The journey was wondrous during the northern spring. For the first time in his life, Arthur saw dolphins scudding along beside the hull of the ship. He wa
tched in awe as the sleek, grey fish danced in the waters and frolicked in the swells whenever the breeze dropped and the great sail was barely stirring.
“Oh, Arthur! They really are playing.” Maeve had one hand on his shoulder and her body close to his as she shared the rail of the vessel with him. “One of Stormbringer’s sailors told me that they’ll drive fish into the nets for the fishermen if they are familiar with the villagers. Isn’t that remarkable?”
Arthur was acutely conscious of his sister’s blossoming body, so he moved a little way away.
“I’m afraid that you and I are creatures of the land, Maeve. Blaise and Eamonn aren’t particularly impressed by the presence of the dolphins, because these giant fish are familiar to those folk who spend their lives along the coastline. Eamonn assured me that they often saw dolphins herding large shoals of fish in the seas near his home.”
As they sailed across the straits leading to Ostoanmark, several larger shapes suddenly broke the surface of the water near the ship and began to frolic in their vicinity. The great black-and-white shapes were finned and tailed, and each was the size of Sea Wife.
A cheerful warrior who was securing a long length of rope began to laugh at Arthur’s look of amazement and answered “Orca” to Arthur’s unspoken question.
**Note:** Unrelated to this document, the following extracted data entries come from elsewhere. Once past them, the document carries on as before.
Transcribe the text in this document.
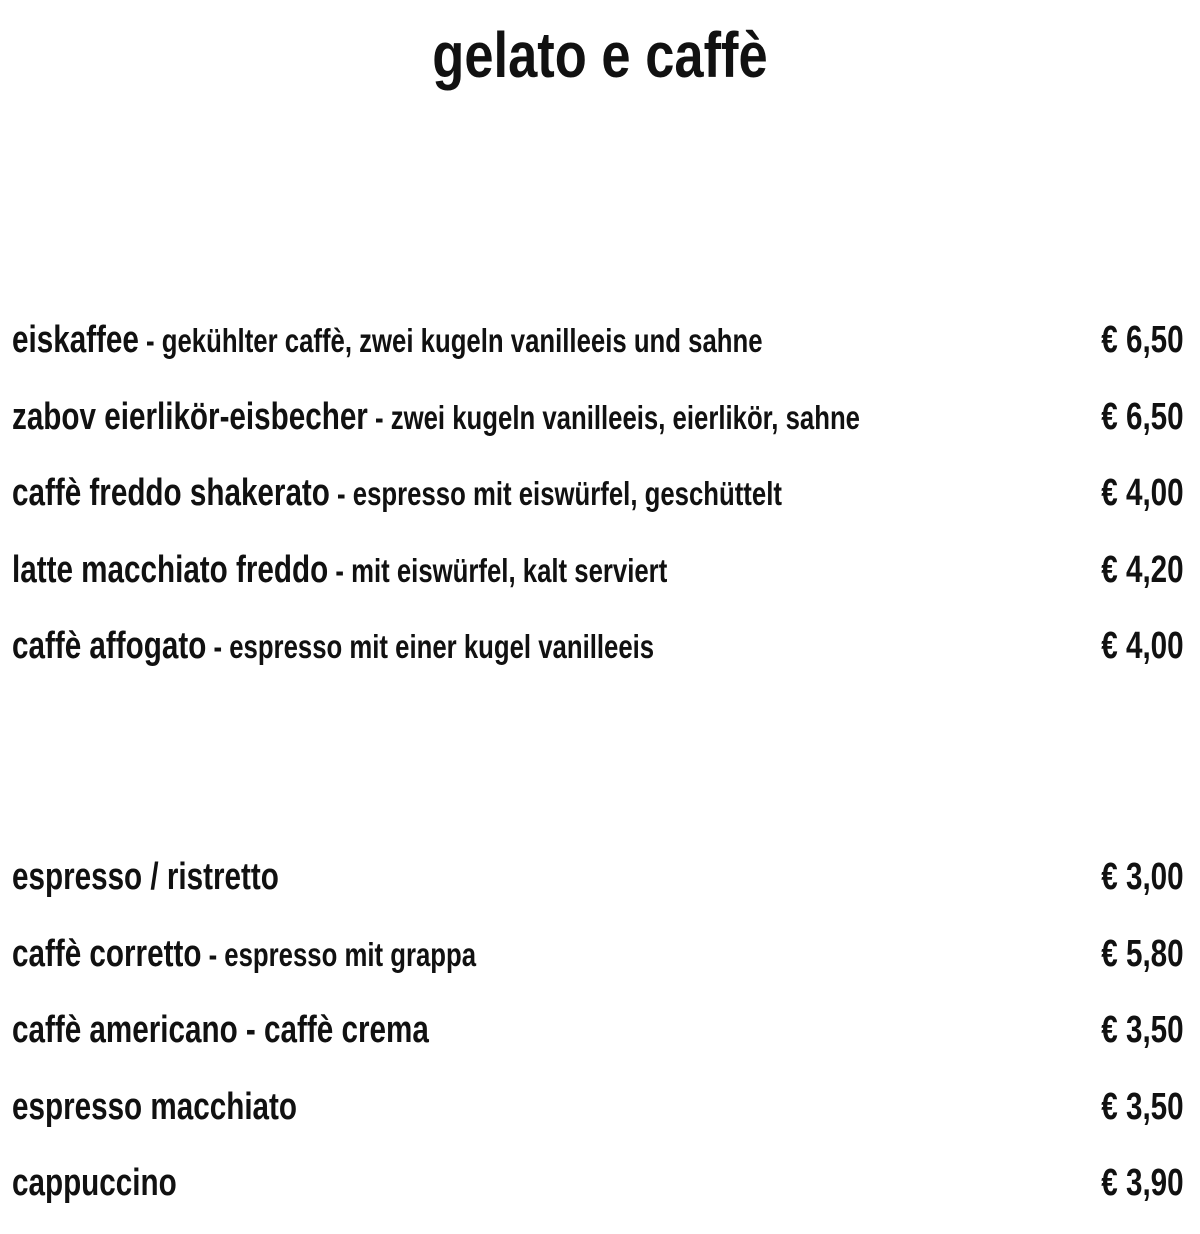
gelato e caffè
eiskaffee - gekühlter caffè, zwei kugeln vanilleeis und sahne	€ 6,50
zabov eierlikör-eisbecher - zwei kugeln vanilleeis, eierlikör, sahne	€ 6,50
caffè freddo shakerato - espresso mit eiswürfel, geschüttelt	€ 4,00
latte macchiato freddo - mit eiswürfel, kalt serviert	€ 4,20
caffè affogato - espresso mit einer kugel vanilleeis	€ 4,00
espresso / ristretto	€ 3,00
caffè corretto - espresso mit grappa	€ 5,80
caffè americano - caffè crema	€ 3,50
espresso macchiato	€ 3,50
cappuccino	€ 3,90
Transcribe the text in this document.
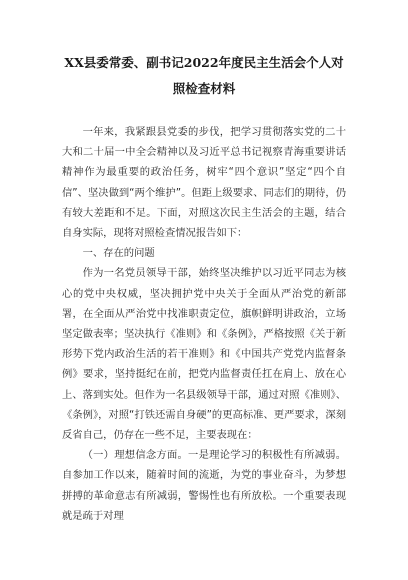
XX县委常委、副书记2022年度民主生活会个人对照检查材料

一年来，我紧跟县党委的步伐，把学习贯彻落实党的二十大和二十届一中全会精神以及习近平总书记视察青海重要讲话精神作为最重要的政治任务，树牢“四个意识”坚定“四个自信”、坚决做到“两个维护”。但距上级要求、同志们的期待，仍有较大差距和不足。下面，对照这次民主生活会的主题，结合自身实际，现将对照检查情况报告如下：

一、存在的问题

作为一名党员领导干部，始终坚决维护以习近平同志为核心的党中央权威，坚决拥护党中央关于全面从严治党的新部署，在全面从严治党中找准职责定位，旗帜鲜明讲政治，立场坚定做表率；坚决执行《准则》和《条例》，严格按照《关于新形势下党内政治生活的若干准则》和《中国共产党党内监督条例》要求，坚持挺纪在前，把党内监督责任扛在肩上、放在心上、落到实处。但作为一名县级领导干部，通过对照《准则》、《条例》，对照“打铁还需自身硬”的更高标准、更严要求，深刻反省自己，仍存在一些不足，主要表现在：

（一）理想信念方面。一是理论学习的积极性有所减弱。自参加工作以来，随着时间的流逝，为党的事业奋斗，为梦想拼搏的革命意志有所减弱，警惕性也有所放松。一个重要表现就是疏于对理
“Orca!” Arthur breathed in amazement, and watched as the leviathans of the deep breached the water with slaps of their tails that sent shock waves reverberating through the Dene vessel. The huge mouths seemed to smile, while water poured off their slick hides in torrents that left their skins shining in the morning sun. One great black eye was so close to Sea Wife that Arthur could have sworn it was gazing directly at him. More important, it seemed to understand him and sympathize with his inner fears and doubts. Then the great eye seemed to wink conspiratorially at him as it descended and disappeared into the depths. Arthur thought his heart would burst with wonder.